Today we celebrate the Solemnity of the Most Holy Body and Blood of Christ. The body and blood of our Lord being our nourishment to strengthen us and imbue us with our Lords very self, is the most central tenet of our faith. The Eucharist and its nature can be both a grace our Lord gave us, but also a stumbling block of belief if we do not accept the words our Lord spoke.
There is perhaps no passage in the New Testament that has caused more controversy, and at the same time provided more hope than those found in John 6. At the time that our Lord spoke this discourse, He had well over a hundred followers that had been with him wherever He went. Yet at the close of what He taught that day, He was left with only the twelve disciples. You see the very words that tell us the path to nourishing our spirits so that we can gain the strength we need to persevere were simply too much for many of those gathered there at the time, just as many find them difficult to accept today. Our Lord knew the audience He was addressing at that time, and that many would not be able to accept the idea of consuming His body and blood, because like most of the Jewish people, they believed that the teachings they had always heard warning them against the consumption of blood sacrifice still applied there. What they could not grasp was that those things which apply to the actions of men, did not apply to God, and so many left Him. Our Lord knew this would happen, and He did not mince words in what He described, and He did so for a reason – the people needed to eventually understand His sacrifice that was to come, and that it would require His body and blood, as the new Paschal Lamb to bring them to salvation. That He would shed all of this on their behalf, and that they needed to partake of His gift in order that they might live. This accepting of His words and partaking of His body and blood is an ultimate act of faith, and that is what our Lord requires of all who profess to believe in Him.

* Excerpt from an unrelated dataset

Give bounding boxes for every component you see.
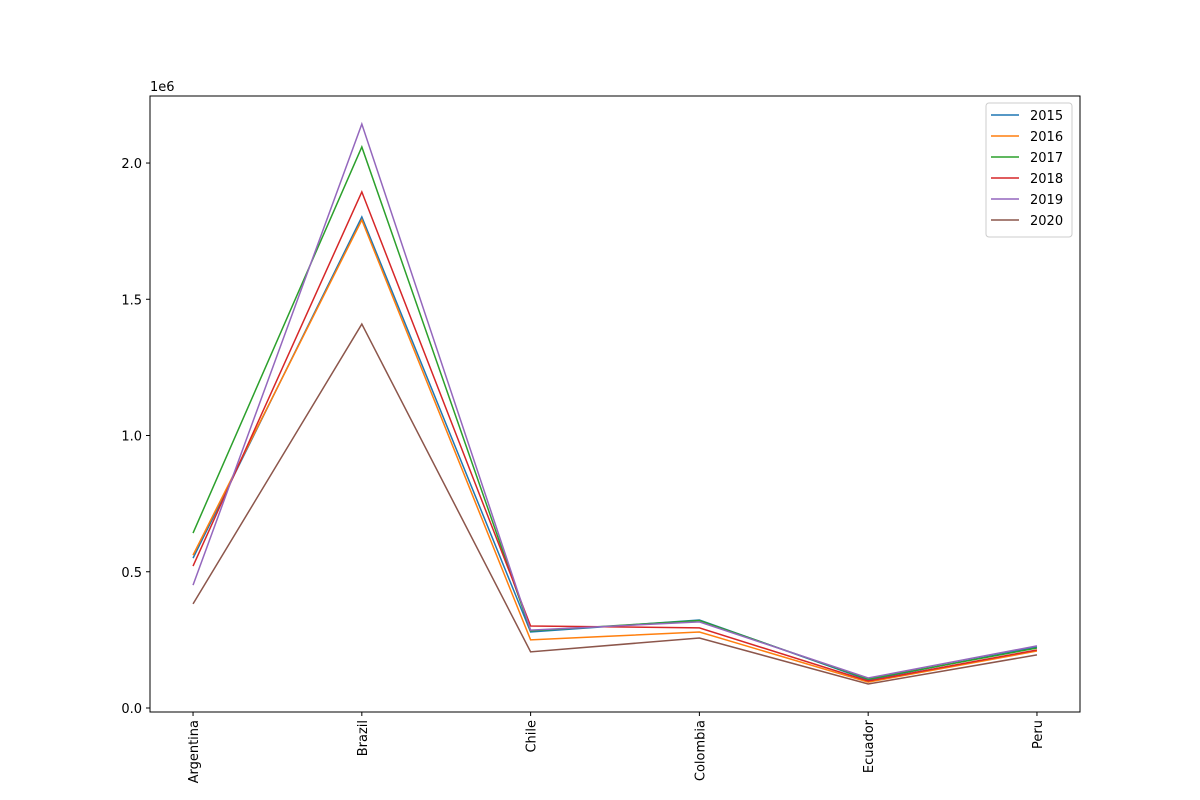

What we receive in the Eucharist is truly His body and blood. Yes, it looks like bread and wine through human sight, but when we look with the eyes of the soul, we see far more clearly what has been placed before us. When our Lord healed, it was always with the soul as His primary focus through forgiving sins, the healings of the physical body were secondary. Just so, when He nourishes us, it is with our true bodies, our spiritual selves in mind, that He is nourishing and strengthening so that we can live with Him eternally.